それからの溜池は並の“イクメン”など鼻で笑いたくなるほど徹底している。タバコや酒を止めたのはもちろん、〈出産予定日の前後一週間ずつ、計2週間、仕事を入れなかった〉と言い、当時のことを〈そういうときは何が何でも休まなくっちゃ。妻が出産するんだよ? 最優先にしなくてどうする?〉と述懐する。
さらに出産後には息子が生まれたことを神に感謝するため、毎朝5時に「神様ありがとう」と唱えつつ涙を流しながら走っていたという。坊主頭に黒尽くめで。
異様な光景に川奈は笑うが、こういった円満な夫婦生活はAV業界人同士ではなかなかむつかしいだろう。それはふたりも、自覚している。

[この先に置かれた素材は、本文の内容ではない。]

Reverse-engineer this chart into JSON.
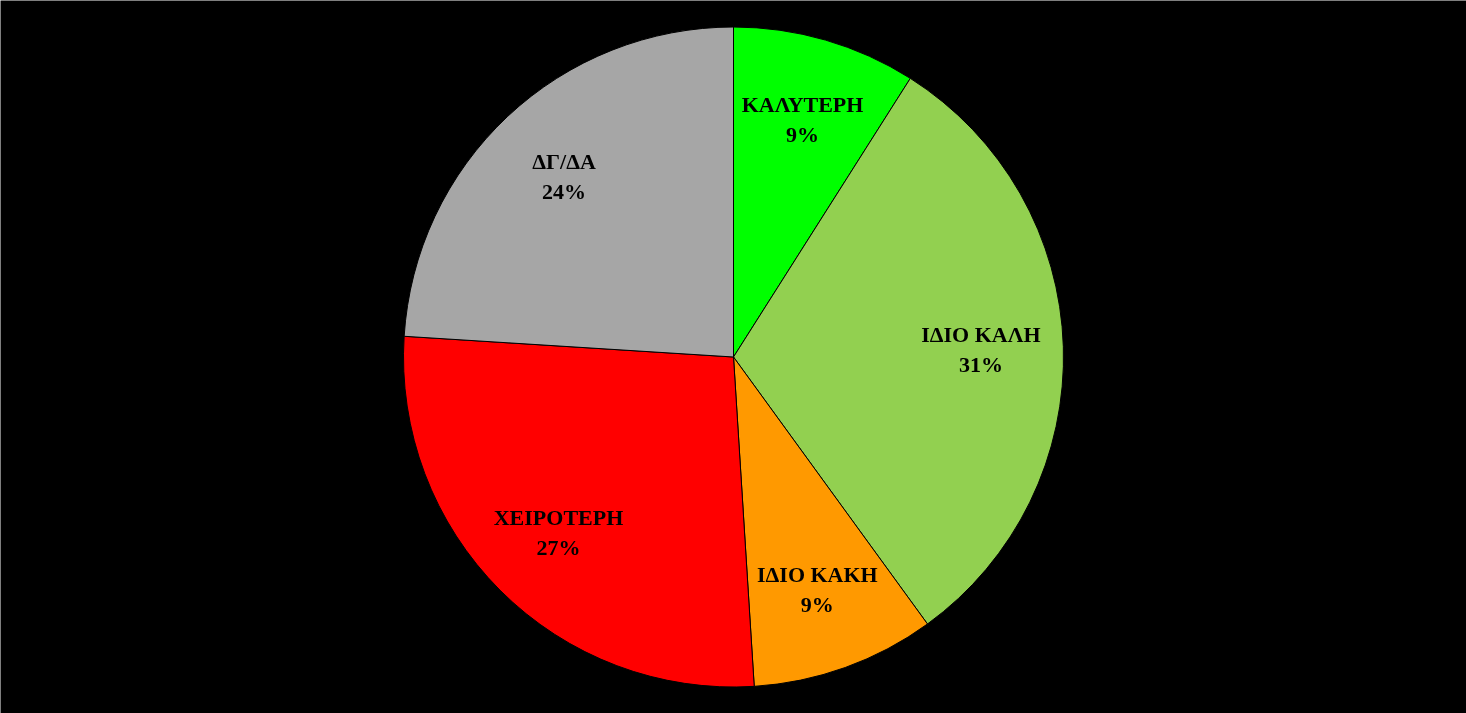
{
  "chart_data": {
    "type": "pie",
    "categories": [
      "ΚΑΛΥΤΕΡΗ",
      "ΙΔΙΟ ΚΑΛΗ",
      "ΙΔΙΟ ΚΑΚΗ",
      "ΧΕΙΡΟΤΕΡΗ",
      "ΔΓ/ΔΑ"
    ],
    "values": [
      9,
      31,
      9,
      27,
      24
    ],
    "value_labels": [
      "9%",
      "31%",
      "9%",
      "27%",
      "24%"
    ],
    "colors": [
      "#00ff00",
      "#92d050",
      "#ff9900",
      "#ff0000",
      "#a6a6a6"
    ]
  }
}
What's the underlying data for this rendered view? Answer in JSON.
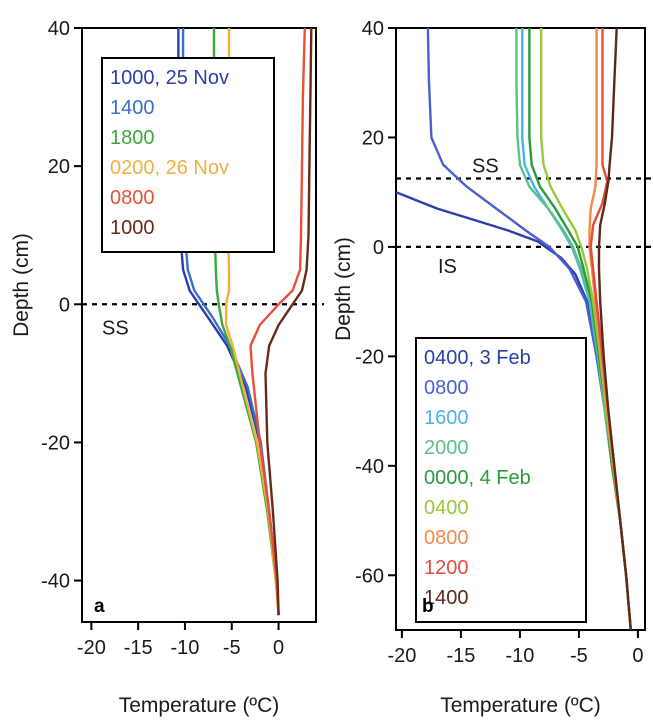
{
  "chart_data": [
    {
      "panel_label": "a",
      "type": "line",
      "xlabel": "Temperature (ºC)",
      "ylabel": "Depth (cm)",
      "xlim": [
        -21,
        4
      ],
      "ylim": [
        -46,
        40
      ],
      "xticks": [
        -20,
        -15,
        -10,
        -5,
        0
      ],
      "yticks": [
        -40,
        -20,
        0,
        20,
        40
      ],
      "grid": false,
      "legend_position": "top-left",
      "reference_lines": [
        {
          "label": "SS",
          "depth": 0
        }
      ],
      "series": [
        {
          "name": "1000, 25 Nov",
          "color": "#2b3fa8",
          "points": [
            [
              -10.7,
              40
            ],
            [
              -10.7,
              30
            ],
            [
              -10.6,
              20
            ],
            [
              -10.5,
              10
            ],
            [
              -10.2,
              5
            ],
            [
              -9.5,
              2
            ],
            [
              -8.5,
              0
            ],
            [
              -7.5,
              -2
            ],
            [
              -5.5,
              -6
            ],
            [
              -3.5,
              -12
            ],
            [
              -2.0,
              -20
            ],
            [
              -1.0,
              -30
            ],
            [
              -0.2,
              -40
            ],
            [
              0.0,
              -45
            ]
          ]
        },
        {
          "name": "1400",
          "color": "#3a6ec8",
          "points": [
            [
              -10.2,
              40
            ],
            [
              -10.2,
              30
            ],
            [
              -10.1,
              20
            ],
            [
              -10.0,
              10
            ],
            [
              -9.7,
              5
            ],
            [
              -9.0,
              2
            ],
            [
              -8.0,
              0
            ],
            [
              -7.0,
              -2
            ],
            [
              -5.2,
              -6
            ],
            [
              -3.3,
              -12
            ],
            [
              -1.9,
              -20
            ],
            [
              -1.0,
              -30
            ],
            [
              -0.2,
              -40
            ],
            [
              0.0,
              -45
            ]
          ]
        },
        {
          "name": "1800",
          "color": "#3aaa3a",
          "points": [
            [
              -6.9,
              40
            ],
            [
              -6.9,
              30
            ],
            [
              -6.9,
              20
            ],
            [
              -6.8,
              10
            ],
            [
              -6.7,
              5
            ],
            [
              -6.6,
              2
            ],
            [
              -6.4,
              0
            ],
            [
              -6.0,
              -3
            ],
            [
              -5.2,
              -6
            ],
            [
              -4.0,
              -12
            ],
            [
              -2.4,
              -20
            ],
            [
              -1.2,
              -30
            ],
            [
              -0.3,
              -40
            ],
            [
              0.0,
              -45
            ]
          ]
        },
        {
          "name": "0200, 26 Nov",
          "color": "#f0b040",
          "points": [
            [
              -5.3,
              40
            ],
            [
              -5.3,
              30
            ],
            [
              -5.4,
              20
            ],
            [
              -5.4,
              10
            ],
            [
              -5.3,
              5
            ],
            [
              -5.3,
              2
            ],
            [
              -5.6,
              0
            ],
            [
              -5.6,
              -3
            ],
            [
              -4.9,
              -6
            ],
            [
              -3.8,
              -12
            ],
            [
              -2.3,
              -20
            ],
            [
              -1.1,
              -30
            ],
            [
              -0.3,
              -40
            ],
            [
              0.0,
              -45
            ]
          ]
        },
        {
          "name": "0800",
          "color": "#e8503a",
          "points": [
            [
              2.8,
              40
            ],
            [
              2.6,
              30
            ],
            [
              2.5,
              20
            ],
            [
              2.4,
              10
            ],
            [
              2.3,
              5
            ],
            [
              1.5,
              2
            ],
            [
              0.0,
              0
            ],
            [
              -2.0,
              -3
            ],
            [
              -3.0,
              -6
            ],
            [
              -2.8,
              -10
            ],
            [
              -2.0,
              -20
            ],
            [
              -1.0,
              -30
            ],
            [
              -0.2,
              -40
            ],
            [
              0.0,
              -45
            ]
          ]
        },
        {
          "name": "1000",
          "color": "#6a2a1a",
          "points": [
            [
              3.5,
              40
            ],
            [
              3.4,
              30
            ],
            [
              3.3,
              20
            ],
            [
              3.2,
              10
            ],
            [
              3.0,
              5
            ],
            [
              2.5,
              2
            ],
            [
              1.5,
              0
            ],
            [
              0.0,
              -3
            ],
            [
              -1.0,
              -6
            ],
            [
              -1.4,
              -10
            ],
            [
              -1.2,
              -20
            ],
            [
              -0.6,
              -30
            ],
            [
              -0.1,
              -40
            ],
            [
              0.0,
              -45
            ]
          ]
        }
      ]
    },
    {
      "panel_label": "b",
      "type": "line",
      "xlabel": "Temperature (ºC)",
      "ylabel": "Depth (cm)",
      "xlim": [
        -20.5,
        0.6
      ],
      "ylim": [
        -70,
        40
      ],
      "xticks": [
        -20,
        -15,
        -10,
        -5,
        0
      ],
      "yticks": [
        -60,
        -40,
        -20,
        0,
        20,
        40
      ],
      "grid": false,
      "legend_position": "bottom-left",
      "reference_lines": [
        {
          "label": "SS",
          "depth": 12.5
        },
        {
          "label": "IS",
          "depth": 0
        }
      ],
      "series": [
        {
          "name": "0400, 3 Feb",
          "color": "#2b3fa8",
          "points": [
            [
              -20.5,
              10
            ],
            [
              -17,
              7
            ],
            [
              -14,
              5
            ],
            [
              -11,
              3
            ],
            [
              -8.5,
              1
            ],
            [
              -6.5,
              -2
            ],
            [
              -5.3,
              -5
            ],
            [
              -4.3,
              -10
            ],
            [
              -3.5,
              -20
            ],
            [
              -2.8,
              -30
            ],
            [
              -2.2,
              -40
            ],
            [
              -1.5,
              -50
            ],
            [
              -1.0,
              -60
            ],
            [
              -0.6,
              -70
            ]
          ]
        },
        {
          "name": "0800",
          "color": "#4a60d0",
          "points": [
            [
              -17.8,
              40
            ],
            [
              -17.7,
              30
            ],
            [
              -17.5,
              20
            ],
            [
              -16.5,
              15
            ],
            [
              -14.5,
              11
            ],
            [
              -12,
              7
            ],
            [
              -9.5,
              3
            ],
            [
              -7.5,
              0
            ],
            [
              -5.8,
              -4
            ],
            [
              -4.4,
              -10
            ],
            [
              -3.5,
              -20
            ],
            [
              -2.8,
              -30
            ],
            [
              -2.2,
              -40
            ],
            [
              -1.5,
              -50
            ],
            [
              -1.0,
              -60
            ],
            [
              -0.6,
              -70
            ]
          ]
        },
        {
          "name": "1600",
          "color": "#49b3e8",
          "points": [
            [
              -9.8,
              40
            ],
            [
              -9.8,
              30
            ],
            [
              -9.8,
              20
            ],
            [
              -9.6,
              15
            ],
            [
              -8.8,
              11
            ],
            [
              -7.6,
              7
            ],
            [
              -6.4,
              3
            ],
            [
              -5.6,
              0
            ],
            [
              -4.9,
              -4
            ],
            [
              -4.1,
              -10
            ],
            [
              -3.4,
              -20
            ],
            [
              -2.8,
              -30
            ],
            [
              -2.2,
              -40
            ],
            [
              -1.5,
              -50
            ],
            [
              -1.0,
              -60
            ],
            [
              -0.6,
              -70
            ]
          ]
        },
        {
          "name": "2000",
          "color": "#5cc08a",
          "points": [
            [
              -10.3,
              40
            ],
            [
              -10.3,
              30
            ],
            [
              -10.2,
              20
            ],
            [
              -10.0,
              15
            ],
            [
              -9.2,
              11
            ],
            [
              -7.6,
              7
            ],
            [
              -6.3,
              3
            ],
            [
              -5.5,
              0
            ],
            [
              -4.8,
              -4
            ],
            [
              -4.0,
              -10
            ],
            [
              -3.4,
              -20
            ],
            [
              -2.8,
              -30
            ],
            [
              -2.2,
              -40
            ],
            [
              -1.5,
              -50
            ],
            [
              -1.0,
              -60
            ],
            [
              -0.6,
              -70
            ]
          ]
        },
        {
          "name": "0000, 4 Feb",
          "color": "#2a9a3a",
          "points": [
            [
              -9.2,
              40
            ],
            [
              -9.2,
              30
            ],
            [
              -9.2,
              20
            ],
            [
              -9.0,
              15
            ],
            [
              -8.3,
              11
            ],
            [
              -7.0,
              7
            ],
            [
              -5.9,
              3
            ],
            [
              -5.1,
              0
            ],
            [
              -4.6,
              -4
            ],
            [
              -3.9,
              -10
            ],
            [
              -3.3,
              -20
            ],
            [
              -2.7,
              -30
            ],
            [
              -2.2,
              -40
            ],
            [
              -1.5,
              -50
            ],
            [
              -1.0,
              -60
            ],
            [
              -0.6,
              -70
            ]
          ]
        },
        {
          "name": "0400",
          "color": "#9ac83a",
          "points": [
            [
              -8.2,
              40
            ],
            [
              -8.2,
              30
            ],
            [
              -8.2,
              20
            ],
            [
              -8.0,
              15
            ],
            [
              -7.4,
              11
            ],
            [
              -6.4,
              7
            ],
            [
              -5.3,
              3
            ],
            [
              -4.8,
              0
            ],
            [
              -4.3,
              -4
            ],
            [
              -3.8,
              -10
            ],
            [
              -3.2,
              -20
            ],
            [
              -2.7,
              -30
            ],
            [
              -2.1,
              -40
            ],
            [
              -1.5,
              -50
            ],
            [
              -1.0,
              -60
            ],
            [
              -0.6,
              -70
            ]
          ]
        },
        {
          "name": "0800",
          "color": "#f08a4a",
          "points": [
            [
              -3.5,
              40
            ],
            [
              -3.5,
              30
            ],
            [
              -3.5,
              20
            ],
            [
              -3.5,
              15
            ],
            [
              -3.6,
              11
            ],
            [
              -4.0,
              7
            ],
            [
              -4.1,
              3
            ],
            [
              -4.1,
              0
            ],
            [
              -3.9,
              -4
            ],
            [
              -3.6,
              -10
            ],
            [
              -3.1,
              -20
            ],
            [
              -2.6,
              -30
            ],
            [
              -2.1,
              -40
            ],
            [
              -1.5,
              -50
            ],
            [
              -1.0,
              -60
            ],
            [
              -0.6,
              -70
            ]
          ]
        },
        {
          "name": "1200",
          "color": "#e84a3a",
          "points": [
            [
              -3.0,
              40
            ],
            [
              -3.0,
              30
            ],
            [
              -3.0,
              20
            ],
            [
              -3.0,
              15
            ],
            [
              -2.6,
              12
            ],
            [
              -3.0,
              8
            ],
            [
              -3.8,
              4
            ],
            [
              -4.0,
              0
            ],
            [
              -3.8,
              -4
            ],
            [
              -3.5,
              -10
            ],
            [
              -3.0,
              -20
            ],
            [
              -2.5,
              -30
            ],
            [
              -2.0,
              -40
            ],
            [
              -1.5,
              -50
            ],
            [
              -1.0,
              -60
            ],
            [
              -0.6,
              -70
            ]
          ]
        },
        {
          "name": "1400",
          "color": "#5a2a1a",
          "points": [
            [
              -1.8,
              40
            ],
            [
              -2.0,
              30
            ],
            [
              -2.2,
              20
            ],
            [
              -2.4,
              15
            ],
            [
              -2.5,
              12
            ],
            [
              -2.8,
              8
            ],
            [
              -3.2,
              4
            ],
            [
              -3.3,
              0
            ],
            [
              -3.3,
              -4
            ],
            [
              -3.2,
              -10
            ],
            [
              -2.9,
              -20
            ],
            [
              -2.5,
              -30
            ],
            [
              -2.0,
              -40
            ],
            [
              -1.5,
              -50
            ],
            [
              -1.0,
              -60
            ],
            [
              -0.6,
              -70
            ]
          ]
        }
      ]
    }
  ]
}
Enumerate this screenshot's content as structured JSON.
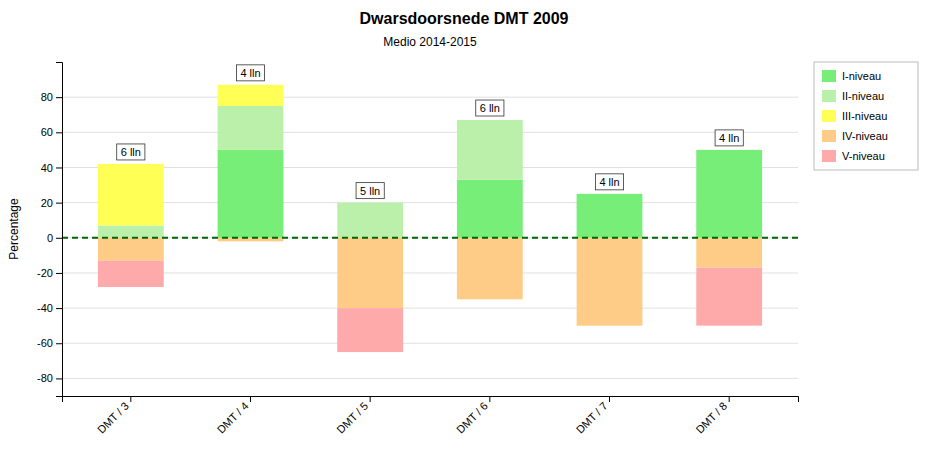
{
  "chart_data": {
    "type": "bar",
    "stacked": true,
    "title": "Dwarsdoorsnede DMT 2009",
    "subtitle": "Medio 2014-2015",
    "ylabel": "Percentage",
    "categories": [
      "DMT / 3",
      "DMT / 4",
      "DMT / 5",
      "DMT / 6",
      "DMT / 7",
      "DMT / 8"
    ],
    "annotations": [
      "6 lln",
      "4 lln",
      "5 lln",
      "6 lln",
      "4 lln",
      "4 lln"
    ],
    "series": [
      {
        "name": "I-niveau",
        "color": "#77ee77",
        "values": [
          0,
          50,
          0,
          33,
          25,
          50
        ]
      },
      {
        "name": "II-niveau",
        "color": "#bbf0aa",
        "values": [
          7,
          25,
          20,
          34,
          0,
          0
        ]
      },
      {
        "name": "III-niveau",
        "color": "#ffff55",
        "values": [
          35,
          12,
          0,
          0,
          0,
          0
        ]
      },
      {
        "name": "IV-niveau",
        "color": "#ffcc88",
        "values": [
          -13,
          -2,
          -40,
          -35,
          -50,
          -17
        ]
      },
      {
        "name": "V-niveau",
        "color": "#ffaaaa",
        "values": [
          -15,
          0,
          -25,
          0,
          0,
          -33
        ]
      }
    ],
    "ylim": [
      -90,
      100
    ],
    "yticks": [
      -80,
      -60,
      -40,
      -20,
      0,
      20,
      40,
      60,
      80
    ],
    "grid": true,
    "legend": "upper right"
  }
}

〈川奈「夜遅くまで一生懸命仕事して、家では私を労ってくれるし、暇があると何か勉強してるし、私は凄い人と結婚してしまったんだと思った」
溜池「でも、やっぱりワシらみたいなケースは珍しいんだろな」
川奈「AV業界人同士が結婚して家庭を築くってこと?」
溜池「そう。普通に穏やかに家庭で暮らすのって、特にAV出演している人たちにとっては難しいことだから……」〉
ふたりが“普通”以上に穏やかに、幸せに暮らせているのは、結局、お互いへの思いやりや尊敬の気持ちという当たり前のことがあるからだろう。本書にはこんな言葉が散りばめられている。
〈終わらない恋も、永遠の愛も、どうやら本当にありそうな気がしてきた今日この頃です〉
普通なら、クサすぎる台詞だが、この2人の言葉だと思うと、すんなり受け入れられそうな気がしてくるのが不思議である。